Chen began documenting abuses in the enforcement of the one-child policy in 2005 and organized class-action litigation against the government. In 2006 he began a four-year prison sentence, after which he remained under house arrest. He was released in 2012 and came to the US, where he now serves as a visiting scholar at the Catholic University of America and visiting researcher at the Witherspoon Institute in Princeton, NJ.
Beijing’s change in policy might alleviate the pressure for forced abortions “in certain situations,” he said Thursday. “But they’re really just pushing back the limits a little bit. So while in the past if you had one child already, they’d go after the second child; now if you have two children they’ll go after a third child.”

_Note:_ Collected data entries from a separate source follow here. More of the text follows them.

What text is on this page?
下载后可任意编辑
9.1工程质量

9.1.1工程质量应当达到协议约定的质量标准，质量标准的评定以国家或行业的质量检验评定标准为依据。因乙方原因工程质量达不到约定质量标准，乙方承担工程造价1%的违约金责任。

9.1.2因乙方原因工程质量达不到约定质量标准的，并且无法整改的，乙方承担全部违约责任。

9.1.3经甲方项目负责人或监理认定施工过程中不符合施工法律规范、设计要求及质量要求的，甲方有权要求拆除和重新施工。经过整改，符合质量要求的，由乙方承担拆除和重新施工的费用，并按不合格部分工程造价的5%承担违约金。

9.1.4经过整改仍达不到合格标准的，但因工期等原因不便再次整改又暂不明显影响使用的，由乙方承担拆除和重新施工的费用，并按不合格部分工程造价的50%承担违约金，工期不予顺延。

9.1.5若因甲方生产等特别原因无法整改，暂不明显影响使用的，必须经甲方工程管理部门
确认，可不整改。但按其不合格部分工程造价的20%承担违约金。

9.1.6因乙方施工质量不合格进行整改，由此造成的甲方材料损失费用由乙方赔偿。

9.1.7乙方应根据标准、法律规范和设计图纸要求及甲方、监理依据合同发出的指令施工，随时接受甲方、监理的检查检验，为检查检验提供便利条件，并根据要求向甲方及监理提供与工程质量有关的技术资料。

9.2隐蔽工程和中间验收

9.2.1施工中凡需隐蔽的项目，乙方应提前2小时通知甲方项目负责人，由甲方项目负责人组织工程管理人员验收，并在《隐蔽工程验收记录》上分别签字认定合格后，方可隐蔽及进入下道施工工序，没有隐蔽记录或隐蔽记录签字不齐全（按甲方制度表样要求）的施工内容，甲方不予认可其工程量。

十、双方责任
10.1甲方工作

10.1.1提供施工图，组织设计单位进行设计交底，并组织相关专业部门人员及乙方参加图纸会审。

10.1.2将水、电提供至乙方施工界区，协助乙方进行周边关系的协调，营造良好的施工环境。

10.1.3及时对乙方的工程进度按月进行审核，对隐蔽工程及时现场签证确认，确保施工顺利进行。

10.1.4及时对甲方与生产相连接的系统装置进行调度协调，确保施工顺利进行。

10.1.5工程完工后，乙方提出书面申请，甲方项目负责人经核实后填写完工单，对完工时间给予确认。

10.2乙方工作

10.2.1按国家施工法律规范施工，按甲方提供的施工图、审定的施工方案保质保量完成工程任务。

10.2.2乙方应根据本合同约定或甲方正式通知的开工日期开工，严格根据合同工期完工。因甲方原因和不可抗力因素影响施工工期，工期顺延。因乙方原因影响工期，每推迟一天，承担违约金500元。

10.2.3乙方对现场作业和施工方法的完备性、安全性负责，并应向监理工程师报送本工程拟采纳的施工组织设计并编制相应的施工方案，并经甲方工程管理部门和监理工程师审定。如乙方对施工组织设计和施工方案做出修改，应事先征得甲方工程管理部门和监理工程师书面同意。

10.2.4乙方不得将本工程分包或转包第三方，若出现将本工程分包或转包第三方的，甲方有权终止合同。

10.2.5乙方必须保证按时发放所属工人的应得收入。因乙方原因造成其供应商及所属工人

“In previoius years the Communist Party didn’t even admit the nature of the one-child policy,” he said, speaking of the progress that has been made by activists. “Now they’re more openly talking about some of these issues…. Because the outside world is aware of the policy and the brutality of this policy, it has expended considerable effort and concern in talking about it. This has ended up influencing the party to the point that they are relaxing the policy, as announced today.”
But, he cautioned, the one-child policy is “ensconced throughout the entire system, the entire hierarchy, from the central government down to the local governments. And people in all levels of government receive kickbacks and benefits from their participation in it.”
“Our goal is to completely eliminate China’s population control and family planning policy,” he said.
Another activist who has been calling attention to the one-child policy and its enforcement is Reggie Littlejohn, founder and president of Women’s Rights Without Frontiers.
“Instituting a two-child policy,” she said in a statement to Aleteia, “will not end forced abortion in China. Couples will still have to have a birth permit for the first and the second child, or they may be subject to forced abortion. The core of the one-child policy is not the number of children the government allows. It’s the fact that the government is setting a limit on children and enforcing this limit coercively. That will not change under a two-child policy.”
Ironically, the one-child policy is apparently being abandoned because of economic concerns: it was instituted when Deng Xiaoping and other leaders concluded that China’s growing population threatened to stifle economic growth, the New York Timespointed out.
“The regime is backing away from draconian birth limits,” says Steven Mosher, president of the Population Research Institute, “not because senior Party officials have suddenly developed a conscience. Rather, it will be because they have finally realized that a shrinking workforce and a rapidly aging population are crippling future economic growth.”
“For at least the past two years, China’s workforce has been shrinking,” Mosher said in a statement to Aleteia. “Last year the potential workforce fell by 3.71 million, a significant number even by China’s standards. At the same time, the over-60 population is exploding. According to UN projections, it is expected to more than double by 2050. China is growing old before it grows rich, and the strains on China’s nascent pension programs will be enormous.”
The economic, pragmatic reason for reversing the one-child policy reflects the idea that “individuals exist for the sake of collectivities, or individuals exist for the sake of maintaining institutions,” Robert George said. “But of course that’s exactly backwards. Institutions exist to serve persons, the interest of persons. Persons should not be treated as a means to social ends. Social institutions are rather means to the flourishing of persons.”
John Burger is news editor for Aleteia’s English edition.